Prescribed Burning of Thinning Slash in Regrowth Stands of Karri (Eucalyptus diversicolor) .2. Nitrogen Budgets in Pre- and Post-Burn Fuel

Abstract

Changes in nitrogen content of fuel were investigated following eight low to moderate intensity experimental fires conducted under a range of fire weather conditions in a recently thinned 22-year-old regrowth stand of karri (Eucalyptus diversicolor F. Muell) in Western Australia. The average amount of dead fuel < 100 mm in diameter present before burning was 76 t/ha (range 50 to 107 t/ha). The amount of live fuel was small, with a mean of 4 t/ha. Forest floor litter, consisting of fresh and partly decomposed dead leaves and fine twigs (< 6 mm diameter) contributed about 30% of total fuel weight, and wood fractions > 6 mm in diameter contributed about 60%. Remaining fuel was made up of small twigs, bark and leaves added from the thinning operation. Distribution of nitrogen in fuel fractions differed markedly from distribution of fuel weights with more than 60% of fuel-nitrogen in the litter and only about 25% of fuel-nitrogen in wood greater than 6 mm diameter.
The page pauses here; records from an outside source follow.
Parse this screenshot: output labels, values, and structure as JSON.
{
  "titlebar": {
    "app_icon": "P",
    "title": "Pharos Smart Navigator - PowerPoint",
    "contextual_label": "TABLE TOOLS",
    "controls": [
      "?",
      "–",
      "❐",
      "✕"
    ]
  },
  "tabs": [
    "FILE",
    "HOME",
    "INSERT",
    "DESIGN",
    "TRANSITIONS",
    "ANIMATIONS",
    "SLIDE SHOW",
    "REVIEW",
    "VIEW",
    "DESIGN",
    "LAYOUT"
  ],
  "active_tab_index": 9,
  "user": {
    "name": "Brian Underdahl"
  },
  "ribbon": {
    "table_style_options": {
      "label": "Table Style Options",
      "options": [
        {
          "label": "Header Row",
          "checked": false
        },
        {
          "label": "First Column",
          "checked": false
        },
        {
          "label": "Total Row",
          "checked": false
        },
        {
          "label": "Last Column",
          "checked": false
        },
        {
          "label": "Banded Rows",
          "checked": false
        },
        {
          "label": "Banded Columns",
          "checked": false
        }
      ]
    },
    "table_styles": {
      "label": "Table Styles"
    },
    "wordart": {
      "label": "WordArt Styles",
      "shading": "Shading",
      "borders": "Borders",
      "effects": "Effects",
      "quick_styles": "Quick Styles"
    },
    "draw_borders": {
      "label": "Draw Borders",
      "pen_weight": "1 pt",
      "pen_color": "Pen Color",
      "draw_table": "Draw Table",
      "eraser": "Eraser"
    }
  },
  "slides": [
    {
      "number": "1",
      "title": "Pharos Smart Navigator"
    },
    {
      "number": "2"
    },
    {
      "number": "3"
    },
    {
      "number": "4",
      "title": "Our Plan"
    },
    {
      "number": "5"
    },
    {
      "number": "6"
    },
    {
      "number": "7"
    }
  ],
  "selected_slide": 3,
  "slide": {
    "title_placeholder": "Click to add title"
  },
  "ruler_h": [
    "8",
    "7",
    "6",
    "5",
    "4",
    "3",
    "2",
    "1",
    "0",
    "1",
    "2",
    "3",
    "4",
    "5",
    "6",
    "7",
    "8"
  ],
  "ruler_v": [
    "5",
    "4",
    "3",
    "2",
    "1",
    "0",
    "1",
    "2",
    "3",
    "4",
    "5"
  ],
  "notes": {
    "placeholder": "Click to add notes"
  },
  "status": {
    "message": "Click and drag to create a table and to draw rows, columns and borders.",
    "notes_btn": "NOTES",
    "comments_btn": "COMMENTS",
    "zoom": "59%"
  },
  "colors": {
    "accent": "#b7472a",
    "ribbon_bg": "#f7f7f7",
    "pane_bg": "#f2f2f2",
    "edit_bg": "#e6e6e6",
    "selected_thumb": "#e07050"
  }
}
Following fire, the average amounts of nitrogen in all fuel fractions was reduced. The majority of nitrogen in wood fractions and in bark and leaves was volatilized during the fires (range 55% to 99%), while on average only about 38% of the nitrogen in litter was volatilized. The amount of nitrogen lost from dead fuel differed between the experimental fires (range 50 to 180 kg/ha) and was significantly related to the total amount of fuel consumed (r² = 0.92). Fuel consumption and nitrogen volatilization increased as the Soil Dryness Index increased and as litter moisture decreased. Nitrogen losses due to burning were small relative to total stores of nitrogen in soil (about 6000 kg/ha) but for the most intense fires were significant in relation to amounts in growing vegetation and surface soil. Burning when moisture content of the litter profile exceeds 90% will reduce combustion of the litter layer. Burning under these conditions allows effective reduction in the flash fuel components located in the upper parts of the fuel bed while retaining much of the nutrient-rich lower strata of fuel. Burns of this type provide effective fire hazard reduction while favouring conservation of nitrogen stored in the litter layer.